Я видел: Он сиял, как свет, На гребне моря поднимаясь, И я за ним летел вослед, Колючей тверди не касаясь.

Пусть говорят, что это бред, Что человек слабей букашки, Но я-то видел Божий след, Как кровь на собственной рубашке.

ОДА РУССКИМ ПЕЛЬМЕНЯМ

Из липы выдолблю корыто, На круге сечку заточу, Потом в ледник, где с глаз сокрыты Три туши - мяса нарублю.

Немного от медвежьей ляжки, Кусок побольше - от лося, От кабана, что толще Дашки, Сколько потребует душа.

Кровавые пласты в корыто Швырну! И сечкой сверху: "Кха!" Под гильотиной плодовито Клокочет красная строка.

Щепотку перца, следом соли, За луковицей лавра лист Не жди... все посочится вскоре, Пока в корыте фарш лежит.

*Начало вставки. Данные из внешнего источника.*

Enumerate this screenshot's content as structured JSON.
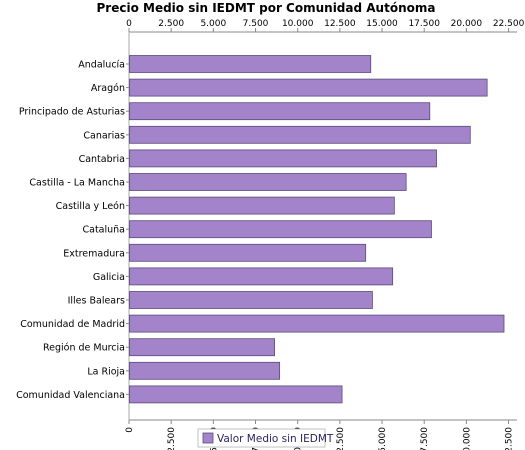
{
  "chart_data": {
    "type": "bar",
    "orientation": "horizontal",
    "title": "Precio Medio sin IEDMT por Comunidad Autónoma",
    "xlabel": "",
    "ylabel": "",
    "xlim": [
      0,
      23000
    ],
    "x_ticks": [
      0,
      2500,
      5000,
      7500,
      10000,
      12500,
      15000,
      17500,
      20000,
      22500
    ],
    "x_tick_labels": [
      "0",
      "2.500",
      "5.000",
      "7.500",
      "10.000",
      "12.500",
      "15.000",
      "17.500",
      "20.000",
      "22.500"
    ],
    "axis_position": "top",
    "grid": false,
    "legend_placement": "bottom-center",
    "categories": [
      "Andalucía",
      "Aragón",
      "Principado de Asturias",
      "Canarias",
      "Cantabria",
      "Castilla - La Mancha",
      "Castilla y León",
      "Cataluña",
      "Extremadura",
      "Galicia",
      "Illes Balears",
      "Comunidad de Madrid",
      "Región de Murcia",
      "La Rioja",
      "Comunidad Valenciana"
    ],
    "series": [
      {
        "name": "Valor Medio sin IEDMT",
        "color": "#a383c9",
        "values": [
          14300,
          21200,
          17800,
          20200,
          18200,
          16400,
          15700,
          17900,
          14000,
          15600,
          14400,
          22200,
          8600,
          8900,
          12600
        ]
      }
    ]
  }
}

Супруга раскатает тесто, Нарежет рюмочкой круги. На всех гостей, куда тут деться, Щиплю пельмени в две руки. А дочь на холод их выносит, Жена следит за кипятком. Уж водка, распуская косы, По штофу ходит босиком.

В тарелке вздрагивает студень, От страха лопнул помидор, Слюну на грудь роняют люди, Пельменный проводя собор.

Но вот ударил дух упругий Из кухни, ноздри разодрав, И всяк двуногий и двурукий В единый превратились сплав.

Никто не видел, как шумовка Ловила белых лебедей, На блюдо их, швыряя ловко, На дно ныряла за людей.

А штоф уже пошел по кругу, И водка, и вино лилось, Пока я что-то вякнул другу, Над нами блюдо пронеслось.

Секунду над столом зависло, И в самый центр с разлета, хрясь! Пар дыбом встал, как мысль из смысла, На лампочку облокотясь.